I love Bethenny Frankel and her book "A Place of Yes" made me love her even more. I (not so secretly anymore) am religious about watching "Bethenny Ever After" and have been following Bethenny's journey since the original Real Housewives days. Which by the way, has anyone watched RHONY lately? I just caught a more recent episode on tv the other day and... what in the world? First there was a woman whose lips were practically swollen shut with injections, another was toting around her fake legs to get pedicured and little miss Ramona was all the while bitching it up with her 'Ramona' brand pino grigo. 
I am so over it.
Bethenny's book tells the story of her life and gives little lessons and smart thoughts that she has learned throughout. This woman has been through a lot, and is very relatable in that aspect.

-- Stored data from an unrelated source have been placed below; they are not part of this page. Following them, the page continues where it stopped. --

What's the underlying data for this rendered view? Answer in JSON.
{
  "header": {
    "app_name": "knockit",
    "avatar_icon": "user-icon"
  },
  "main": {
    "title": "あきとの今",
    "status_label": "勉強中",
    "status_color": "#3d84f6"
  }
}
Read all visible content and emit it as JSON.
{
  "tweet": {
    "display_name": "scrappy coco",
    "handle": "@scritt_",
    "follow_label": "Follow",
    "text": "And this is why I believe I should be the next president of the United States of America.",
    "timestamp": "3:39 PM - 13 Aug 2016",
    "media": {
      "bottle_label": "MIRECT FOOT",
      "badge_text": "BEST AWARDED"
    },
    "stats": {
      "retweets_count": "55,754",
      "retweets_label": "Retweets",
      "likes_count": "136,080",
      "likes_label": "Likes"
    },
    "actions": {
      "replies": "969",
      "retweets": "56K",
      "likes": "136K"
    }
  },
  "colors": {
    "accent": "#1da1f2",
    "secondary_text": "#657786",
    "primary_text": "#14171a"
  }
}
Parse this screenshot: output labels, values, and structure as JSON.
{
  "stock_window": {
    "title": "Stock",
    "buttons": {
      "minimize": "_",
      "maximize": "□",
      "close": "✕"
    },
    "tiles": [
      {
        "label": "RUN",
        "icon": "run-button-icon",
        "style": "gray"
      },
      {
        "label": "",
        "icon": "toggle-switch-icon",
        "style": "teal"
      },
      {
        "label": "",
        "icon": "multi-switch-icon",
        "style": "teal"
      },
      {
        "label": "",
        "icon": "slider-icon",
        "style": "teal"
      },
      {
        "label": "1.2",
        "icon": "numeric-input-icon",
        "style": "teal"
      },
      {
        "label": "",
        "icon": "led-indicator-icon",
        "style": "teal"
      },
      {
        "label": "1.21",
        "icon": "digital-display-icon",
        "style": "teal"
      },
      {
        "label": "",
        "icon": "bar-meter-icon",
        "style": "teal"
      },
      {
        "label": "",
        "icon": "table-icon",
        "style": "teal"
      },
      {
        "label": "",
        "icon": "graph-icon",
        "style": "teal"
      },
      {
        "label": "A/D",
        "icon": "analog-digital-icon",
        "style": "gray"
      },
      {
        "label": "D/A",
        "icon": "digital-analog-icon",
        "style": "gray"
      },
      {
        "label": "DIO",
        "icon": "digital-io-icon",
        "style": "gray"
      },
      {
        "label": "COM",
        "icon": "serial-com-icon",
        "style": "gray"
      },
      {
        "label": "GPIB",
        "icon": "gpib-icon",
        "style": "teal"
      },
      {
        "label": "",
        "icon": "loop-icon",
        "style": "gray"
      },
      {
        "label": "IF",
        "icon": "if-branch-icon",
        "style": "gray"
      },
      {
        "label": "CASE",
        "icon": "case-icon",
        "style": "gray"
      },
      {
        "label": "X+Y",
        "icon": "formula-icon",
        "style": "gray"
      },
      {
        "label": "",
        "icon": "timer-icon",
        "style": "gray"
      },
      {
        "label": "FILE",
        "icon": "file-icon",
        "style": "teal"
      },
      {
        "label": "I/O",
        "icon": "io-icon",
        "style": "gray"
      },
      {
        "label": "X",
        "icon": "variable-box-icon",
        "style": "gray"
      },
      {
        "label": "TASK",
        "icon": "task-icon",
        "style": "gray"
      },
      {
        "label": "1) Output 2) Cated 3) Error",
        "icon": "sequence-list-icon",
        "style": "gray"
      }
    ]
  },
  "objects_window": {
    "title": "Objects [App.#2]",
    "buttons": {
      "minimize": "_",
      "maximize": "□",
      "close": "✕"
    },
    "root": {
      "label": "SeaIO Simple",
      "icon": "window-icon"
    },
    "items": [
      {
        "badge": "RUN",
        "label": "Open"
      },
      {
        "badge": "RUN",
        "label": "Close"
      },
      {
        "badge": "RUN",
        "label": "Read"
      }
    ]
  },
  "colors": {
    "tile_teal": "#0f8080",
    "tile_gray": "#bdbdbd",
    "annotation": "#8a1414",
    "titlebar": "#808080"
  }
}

Her life began at the racetrack with her thin obsessed mother and horse training father. From there Bethenny details the things that created what she calls "noise" in her life and actions. From beginning to drink and go clubbing at 13 to being a "serial monogamist" (as she calls it) later in life. Things, in her mind, told her that she needed a man with loads of money, that she would never have a baby, and that she would never be loved. 
We all have some form of noise in our heads.
It is about overcoming those negative thoughts, and learning to say yes in their place. I was in awe reading stories of all the things that Bethenny has done in her life. I had no idea she held a short lived pashmina business (correctly named Princess Pashmina), that she was a largely successful party planner nor that she had a short career as a baker for her company 'BethennyBakes." WOW. I kept wishing that I was as resilient as her, as willing to try and so unafraid to fail. As I turned the last page I vowed to start really living my life. I wait around worrying and hoping for so much; I can't wait to get married, to have kids, to be a nurse, but what am I doing today to live? To love? What am I doing to make myself happy in the present tense? We all need to find our place of yes, and teach it to override the noise that so often is so much louder than the positivity. And in someway, Bethenny's book can help to teach those ways and remind us that we are not alone in anything in our lives - someone has been through it, someone gets it.